Шепчутся волны. Малость передохнув,
движется солнце. Скоро наступит вечер.

Вечер. Весна. Вымотавшись, устав,
солнце, ворча, ворочается в кровати.
Если тебе не спится, считай до ста,
солнце моё. Пыла запас истратив,
Море сопит спокойно, пока луна
лунным мелком рисует на нём дорогу.
В этой дороге главное не длина,
но глубина... Я бы пошёл, ей-богу,
этим путём в далёкое далеко...
Но, удержавшись, я поступаю мудро.
Ночь на исходе. Штиль. На душе легко.
Солнце проснулось. Скоро наступит утро.

Утро. Весна.

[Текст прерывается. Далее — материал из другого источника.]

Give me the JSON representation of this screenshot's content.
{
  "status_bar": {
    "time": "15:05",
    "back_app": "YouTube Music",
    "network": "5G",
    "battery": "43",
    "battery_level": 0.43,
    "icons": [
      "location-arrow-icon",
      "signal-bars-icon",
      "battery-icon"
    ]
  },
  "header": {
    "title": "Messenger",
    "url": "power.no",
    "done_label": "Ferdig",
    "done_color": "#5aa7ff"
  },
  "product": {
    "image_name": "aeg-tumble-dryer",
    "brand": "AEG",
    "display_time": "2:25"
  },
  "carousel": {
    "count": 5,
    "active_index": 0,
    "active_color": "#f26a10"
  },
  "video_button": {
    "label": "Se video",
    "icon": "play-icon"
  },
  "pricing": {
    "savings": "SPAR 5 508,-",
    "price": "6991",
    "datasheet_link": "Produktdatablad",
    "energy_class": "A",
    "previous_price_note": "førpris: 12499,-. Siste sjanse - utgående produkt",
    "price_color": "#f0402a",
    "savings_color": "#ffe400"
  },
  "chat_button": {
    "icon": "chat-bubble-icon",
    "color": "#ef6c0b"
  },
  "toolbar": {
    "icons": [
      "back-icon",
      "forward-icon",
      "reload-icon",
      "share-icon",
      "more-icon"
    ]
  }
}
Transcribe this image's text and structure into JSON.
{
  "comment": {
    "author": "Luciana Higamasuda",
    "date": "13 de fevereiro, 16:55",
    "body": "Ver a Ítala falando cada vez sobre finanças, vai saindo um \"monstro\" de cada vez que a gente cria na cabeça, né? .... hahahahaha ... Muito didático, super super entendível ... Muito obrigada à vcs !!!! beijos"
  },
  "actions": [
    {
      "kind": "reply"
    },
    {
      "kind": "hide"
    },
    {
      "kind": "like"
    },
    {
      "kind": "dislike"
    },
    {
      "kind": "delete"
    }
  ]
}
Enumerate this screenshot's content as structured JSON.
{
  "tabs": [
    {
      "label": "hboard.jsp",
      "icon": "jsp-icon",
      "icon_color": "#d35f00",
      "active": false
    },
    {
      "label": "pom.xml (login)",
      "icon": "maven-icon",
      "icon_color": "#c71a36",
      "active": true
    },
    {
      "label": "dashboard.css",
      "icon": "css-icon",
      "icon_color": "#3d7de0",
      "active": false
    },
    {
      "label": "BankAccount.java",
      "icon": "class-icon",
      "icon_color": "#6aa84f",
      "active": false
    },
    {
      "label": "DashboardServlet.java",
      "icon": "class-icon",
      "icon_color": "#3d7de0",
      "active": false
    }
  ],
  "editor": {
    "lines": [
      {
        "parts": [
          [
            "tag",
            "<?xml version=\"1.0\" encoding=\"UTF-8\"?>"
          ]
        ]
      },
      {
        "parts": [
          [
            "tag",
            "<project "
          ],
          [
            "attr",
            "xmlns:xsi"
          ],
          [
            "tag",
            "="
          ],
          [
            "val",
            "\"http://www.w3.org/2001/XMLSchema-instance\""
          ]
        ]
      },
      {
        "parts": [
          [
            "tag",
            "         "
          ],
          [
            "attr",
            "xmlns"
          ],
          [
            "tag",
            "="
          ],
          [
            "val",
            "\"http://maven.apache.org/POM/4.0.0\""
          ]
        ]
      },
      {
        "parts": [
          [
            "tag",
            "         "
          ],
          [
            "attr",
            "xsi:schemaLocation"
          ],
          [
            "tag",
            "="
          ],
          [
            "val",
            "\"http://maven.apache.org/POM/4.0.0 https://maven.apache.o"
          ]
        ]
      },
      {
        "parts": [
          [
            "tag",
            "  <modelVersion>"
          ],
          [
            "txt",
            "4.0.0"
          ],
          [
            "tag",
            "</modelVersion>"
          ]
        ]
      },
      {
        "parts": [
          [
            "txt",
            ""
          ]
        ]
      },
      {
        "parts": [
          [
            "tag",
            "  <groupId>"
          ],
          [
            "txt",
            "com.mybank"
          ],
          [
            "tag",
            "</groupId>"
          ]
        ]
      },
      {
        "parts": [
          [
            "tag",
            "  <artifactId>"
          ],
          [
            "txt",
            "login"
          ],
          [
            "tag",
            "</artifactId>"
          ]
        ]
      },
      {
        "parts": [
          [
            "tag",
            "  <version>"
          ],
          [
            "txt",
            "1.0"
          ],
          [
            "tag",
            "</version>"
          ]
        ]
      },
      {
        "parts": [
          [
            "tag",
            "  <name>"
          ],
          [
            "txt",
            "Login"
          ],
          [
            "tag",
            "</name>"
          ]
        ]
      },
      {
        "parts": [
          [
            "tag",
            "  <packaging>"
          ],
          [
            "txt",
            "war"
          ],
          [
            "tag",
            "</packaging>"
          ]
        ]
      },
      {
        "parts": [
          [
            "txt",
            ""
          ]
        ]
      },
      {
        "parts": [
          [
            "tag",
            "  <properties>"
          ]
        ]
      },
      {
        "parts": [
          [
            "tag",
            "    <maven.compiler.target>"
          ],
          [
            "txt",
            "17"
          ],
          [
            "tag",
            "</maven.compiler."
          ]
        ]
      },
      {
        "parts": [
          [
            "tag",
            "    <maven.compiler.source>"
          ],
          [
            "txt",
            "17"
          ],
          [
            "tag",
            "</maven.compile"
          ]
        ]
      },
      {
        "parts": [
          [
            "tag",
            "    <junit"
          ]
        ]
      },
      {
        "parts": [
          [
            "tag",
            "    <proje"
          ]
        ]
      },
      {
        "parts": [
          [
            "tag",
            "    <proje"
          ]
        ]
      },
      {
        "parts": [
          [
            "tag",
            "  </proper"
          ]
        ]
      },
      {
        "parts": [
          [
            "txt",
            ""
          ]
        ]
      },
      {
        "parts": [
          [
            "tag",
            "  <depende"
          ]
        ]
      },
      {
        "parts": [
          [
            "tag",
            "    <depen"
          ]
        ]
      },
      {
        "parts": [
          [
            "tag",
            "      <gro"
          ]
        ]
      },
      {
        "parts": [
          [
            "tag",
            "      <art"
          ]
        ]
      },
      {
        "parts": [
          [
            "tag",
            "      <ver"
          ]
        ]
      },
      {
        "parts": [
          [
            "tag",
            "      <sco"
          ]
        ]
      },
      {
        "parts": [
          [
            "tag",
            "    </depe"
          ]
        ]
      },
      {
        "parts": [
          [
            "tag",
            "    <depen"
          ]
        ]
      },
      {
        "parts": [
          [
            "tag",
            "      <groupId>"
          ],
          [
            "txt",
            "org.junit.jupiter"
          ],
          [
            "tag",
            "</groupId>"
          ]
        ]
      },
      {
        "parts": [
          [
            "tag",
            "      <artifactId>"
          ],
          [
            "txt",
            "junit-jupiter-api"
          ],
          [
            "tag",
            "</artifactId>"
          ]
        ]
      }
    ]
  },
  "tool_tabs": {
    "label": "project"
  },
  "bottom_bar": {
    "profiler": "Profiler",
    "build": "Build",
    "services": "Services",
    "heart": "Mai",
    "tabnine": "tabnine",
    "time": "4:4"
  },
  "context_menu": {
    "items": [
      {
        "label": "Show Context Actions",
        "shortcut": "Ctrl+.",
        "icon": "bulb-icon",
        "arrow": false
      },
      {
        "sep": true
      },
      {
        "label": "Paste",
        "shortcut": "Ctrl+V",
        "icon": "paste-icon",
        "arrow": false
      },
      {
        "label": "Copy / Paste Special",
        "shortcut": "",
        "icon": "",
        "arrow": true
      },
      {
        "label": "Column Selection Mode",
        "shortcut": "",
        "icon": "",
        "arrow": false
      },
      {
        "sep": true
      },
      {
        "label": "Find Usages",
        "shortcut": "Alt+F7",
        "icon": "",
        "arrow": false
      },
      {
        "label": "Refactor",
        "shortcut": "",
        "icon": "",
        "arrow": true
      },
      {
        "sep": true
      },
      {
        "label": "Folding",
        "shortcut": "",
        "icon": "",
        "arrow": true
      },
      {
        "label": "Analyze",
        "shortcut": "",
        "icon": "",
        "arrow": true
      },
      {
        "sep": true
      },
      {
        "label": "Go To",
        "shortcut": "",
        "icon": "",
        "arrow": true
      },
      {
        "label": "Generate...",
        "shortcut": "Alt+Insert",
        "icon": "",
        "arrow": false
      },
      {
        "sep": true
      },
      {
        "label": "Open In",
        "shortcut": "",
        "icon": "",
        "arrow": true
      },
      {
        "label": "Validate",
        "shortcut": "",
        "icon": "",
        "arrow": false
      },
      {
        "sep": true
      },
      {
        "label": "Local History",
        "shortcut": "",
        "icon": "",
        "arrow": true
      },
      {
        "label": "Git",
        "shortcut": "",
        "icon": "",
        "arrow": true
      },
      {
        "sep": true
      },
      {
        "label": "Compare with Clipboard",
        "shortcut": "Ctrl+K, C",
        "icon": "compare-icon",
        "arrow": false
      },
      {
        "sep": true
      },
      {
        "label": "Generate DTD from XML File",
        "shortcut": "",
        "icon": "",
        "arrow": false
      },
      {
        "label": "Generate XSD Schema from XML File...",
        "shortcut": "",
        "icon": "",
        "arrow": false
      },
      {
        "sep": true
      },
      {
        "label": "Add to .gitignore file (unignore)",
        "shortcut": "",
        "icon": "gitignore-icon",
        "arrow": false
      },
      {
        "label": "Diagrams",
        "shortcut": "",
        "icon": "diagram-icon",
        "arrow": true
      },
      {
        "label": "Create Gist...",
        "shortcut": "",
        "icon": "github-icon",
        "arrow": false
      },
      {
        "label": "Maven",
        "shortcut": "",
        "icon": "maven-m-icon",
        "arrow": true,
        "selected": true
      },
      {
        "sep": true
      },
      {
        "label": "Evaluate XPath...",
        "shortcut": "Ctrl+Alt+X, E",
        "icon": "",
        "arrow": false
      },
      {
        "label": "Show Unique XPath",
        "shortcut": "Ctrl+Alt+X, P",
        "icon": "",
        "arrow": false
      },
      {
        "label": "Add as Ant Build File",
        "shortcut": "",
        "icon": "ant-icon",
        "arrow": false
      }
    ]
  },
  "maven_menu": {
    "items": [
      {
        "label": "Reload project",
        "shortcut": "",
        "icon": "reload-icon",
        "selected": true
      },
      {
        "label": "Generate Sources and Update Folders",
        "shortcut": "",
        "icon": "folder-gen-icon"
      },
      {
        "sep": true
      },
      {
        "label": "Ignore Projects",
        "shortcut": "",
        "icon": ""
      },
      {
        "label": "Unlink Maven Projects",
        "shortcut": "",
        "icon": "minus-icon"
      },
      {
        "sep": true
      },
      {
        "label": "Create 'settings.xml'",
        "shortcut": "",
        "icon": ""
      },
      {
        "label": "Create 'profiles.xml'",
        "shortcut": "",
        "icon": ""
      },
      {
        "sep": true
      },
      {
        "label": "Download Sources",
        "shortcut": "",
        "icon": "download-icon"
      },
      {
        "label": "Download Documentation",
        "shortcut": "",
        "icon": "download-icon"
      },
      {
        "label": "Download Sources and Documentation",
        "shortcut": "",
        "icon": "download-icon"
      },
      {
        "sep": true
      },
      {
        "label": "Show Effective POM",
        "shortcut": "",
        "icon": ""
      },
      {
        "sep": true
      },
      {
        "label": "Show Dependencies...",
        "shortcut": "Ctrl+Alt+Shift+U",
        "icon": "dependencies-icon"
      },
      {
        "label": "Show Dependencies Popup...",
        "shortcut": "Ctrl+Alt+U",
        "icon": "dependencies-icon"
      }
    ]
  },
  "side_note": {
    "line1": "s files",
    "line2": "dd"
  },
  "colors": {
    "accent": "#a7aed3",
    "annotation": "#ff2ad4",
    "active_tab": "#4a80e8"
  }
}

В небе над головой
инверсионный след журавлиной стаи.
Я издаю пронзительный горловой,
резко стартуя, – этакий спринтер/стайер.
Вот разогнался, прыгнул... и был таков.
Я догоню пернатых, скажу: «Не ждали?!»
Дальние дали – сказки для дураков.
Но почему-то именно в эти дали
хочется упомянутым дуракам.
Вот и меня неумолимо тянет
в дальние дали ласковая рука,
впившись в загривок ласковыми когтями.